Concerns regarding lymphoma also have been raised over the anti-TNF agents, especially infliximab. In a registry of 6,273 patients being treated for Crohn's disease, patients treated with infliximab had rates of cancer or lymphoma that were no higher than rates in patients treated with other therapies for Crohn's disease, said Gary Lichtenstein, MD, associate director, Inflammatory Bowel Disease Program, University of Pennsylvania Health System, Philadelphia, Pa.

The data represent 8,314 patient-years of infliximab treatment in 3,272 patients. There were no differences in mortality or the rates of congestive heart failure between the infliximab recipients and patients treated with other Crohn's disease therapies.

In the registry, the use of corticosteroids was associated with a 2.24 hazard ratio of death compared with no corticosteroid use. Current use of steroids (prednisone) was also associated with a doubling of the risk of serious infections (P<.0001), and use of narcotic analgesics was associated with 2.72 times the risk of serious infections (P<.0001). By comparison, the hazard ratio for serious infections within 3 months of infliximab use was 1.9 (P<.001). Cox proportional hazard analysis determined that infliximab was not an independent predictor of serious infections. Both prednisone and narcotics were independently associated with serious infection upon Cox analysis.
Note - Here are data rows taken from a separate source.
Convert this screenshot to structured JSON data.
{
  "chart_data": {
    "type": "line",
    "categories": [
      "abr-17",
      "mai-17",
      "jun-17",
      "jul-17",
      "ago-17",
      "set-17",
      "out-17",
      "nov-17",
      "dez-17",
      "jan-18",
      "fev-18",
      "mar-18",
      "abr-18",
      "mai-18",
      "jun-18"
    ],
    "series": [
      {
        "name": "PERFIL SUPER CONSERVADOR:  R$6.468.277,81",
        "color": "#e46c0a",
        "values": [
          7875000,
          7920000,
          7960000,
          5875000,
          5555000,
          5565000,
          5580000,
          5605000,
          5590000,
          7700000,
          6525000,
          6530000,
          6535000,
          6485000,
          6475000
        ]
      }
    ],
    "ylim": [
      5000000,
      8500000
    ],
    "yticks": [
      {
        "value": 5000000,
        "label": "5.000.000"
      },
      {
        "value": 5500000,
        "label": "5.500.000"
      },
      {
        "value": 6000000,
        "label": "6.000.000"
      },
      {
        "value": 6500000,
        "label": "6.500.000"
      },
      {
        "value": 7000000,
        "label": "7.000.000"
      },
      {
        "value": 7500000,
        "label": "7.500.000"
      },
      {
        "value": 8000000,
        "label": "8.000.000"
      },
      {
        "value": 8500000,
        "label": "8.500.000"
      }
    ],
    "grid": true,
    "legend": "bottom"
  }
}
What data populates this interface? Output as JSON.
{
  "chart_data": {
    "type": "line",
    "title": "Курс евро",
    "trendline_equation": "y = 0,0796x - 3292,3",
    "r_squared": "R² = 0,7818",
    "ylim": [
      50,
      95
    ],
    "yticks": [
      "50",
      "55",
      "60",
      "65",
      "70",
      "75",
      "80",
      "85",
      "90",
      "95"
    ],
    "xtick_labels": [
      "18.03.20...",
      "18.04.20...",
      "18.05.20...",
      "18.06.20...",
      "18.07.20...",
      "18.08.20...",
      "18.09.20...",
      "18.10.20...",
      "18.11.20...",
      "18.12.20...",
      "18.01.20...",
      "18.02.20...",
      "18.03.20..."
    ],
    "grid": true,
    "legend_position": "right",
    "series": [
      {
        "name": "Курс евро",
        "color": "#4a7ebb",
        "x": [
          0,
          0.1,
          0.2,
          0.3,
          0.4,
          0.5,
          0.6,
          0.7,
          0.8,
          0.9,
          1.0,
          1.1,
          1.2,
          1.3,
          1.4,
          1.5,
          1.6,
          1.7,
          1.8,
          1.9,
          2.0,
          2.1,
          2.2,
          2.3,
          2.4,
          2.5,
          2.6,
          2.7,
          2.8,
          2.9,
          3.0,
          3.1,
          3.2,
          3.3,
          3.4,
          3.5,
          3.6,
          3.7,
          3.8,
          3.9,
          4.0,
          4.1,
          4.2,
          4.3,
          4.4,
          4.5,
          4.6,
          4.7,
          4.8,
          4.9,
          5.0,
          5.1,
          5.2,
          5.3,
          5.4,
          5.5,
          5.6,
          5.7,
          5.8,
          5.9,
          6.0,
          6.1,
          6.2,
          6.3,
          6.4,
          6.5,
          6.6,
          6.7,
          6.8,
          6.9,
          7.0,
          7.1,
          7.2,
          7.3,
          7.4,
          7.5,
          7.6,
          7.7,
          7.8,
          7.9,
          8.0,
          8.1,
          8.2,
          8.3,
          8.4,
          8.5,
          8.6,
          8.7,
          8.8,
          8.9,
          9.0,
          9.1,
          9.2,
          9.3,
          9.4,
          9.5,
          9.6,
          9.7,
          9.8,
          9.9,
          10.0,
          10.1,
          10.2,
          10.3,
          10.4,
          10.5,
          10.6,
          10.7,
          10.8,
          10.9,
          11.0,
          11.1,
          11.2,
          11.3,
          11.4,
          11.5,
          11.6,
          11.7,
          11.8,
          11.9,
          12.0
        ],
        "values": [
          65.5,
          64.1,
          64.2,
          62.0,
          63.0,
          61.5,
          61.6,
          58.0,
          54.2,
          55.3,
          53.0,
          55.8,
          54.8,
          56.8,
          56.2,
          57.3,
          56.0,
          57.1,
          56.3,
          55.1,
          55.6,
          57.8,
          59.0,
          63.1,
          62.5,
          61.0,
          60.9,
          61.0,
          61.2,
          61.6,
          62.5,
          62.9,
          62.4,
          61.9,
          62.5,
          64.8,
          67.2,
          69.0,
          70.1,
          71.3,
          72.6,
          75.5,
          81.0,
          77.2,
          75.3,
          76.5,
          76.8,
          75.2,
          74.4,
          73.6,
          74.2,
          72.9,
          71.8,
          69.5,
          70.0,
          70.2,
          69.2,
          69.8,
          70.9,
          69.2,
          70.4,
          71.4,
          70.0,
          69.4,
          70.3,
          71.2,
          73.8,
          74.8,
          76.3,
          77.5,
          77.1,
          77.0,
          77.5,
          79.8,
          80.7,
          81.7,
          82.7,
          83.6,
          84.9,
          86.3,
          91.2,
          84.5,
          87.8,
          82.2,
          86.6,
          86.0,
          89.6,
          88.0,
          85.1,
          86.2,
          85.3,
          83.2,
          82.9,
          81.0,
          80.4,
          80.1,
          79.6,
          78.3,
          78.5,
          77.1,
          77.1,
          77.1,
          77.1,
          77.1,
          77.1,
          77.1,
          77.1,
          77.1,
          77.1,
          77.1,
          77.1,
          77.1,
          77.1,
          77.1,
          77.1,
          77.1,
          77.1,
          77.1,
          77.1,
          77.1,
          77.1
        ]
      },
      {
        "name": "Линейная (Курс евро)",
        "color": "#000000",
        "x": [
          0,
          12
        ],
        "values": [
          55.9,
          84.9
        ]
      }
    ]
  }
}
With infliximab, "the benefit is still clearly outweighing the risk at this time," said Dr Lichtenstein. "Corticosteroids and narcotics are associated with significantly increased risk of serious infections and death." With the potential to slow disease progression and modify the disease course, early use of anti-TNF drugs has been advocated for the management of patients with Crohn's disease.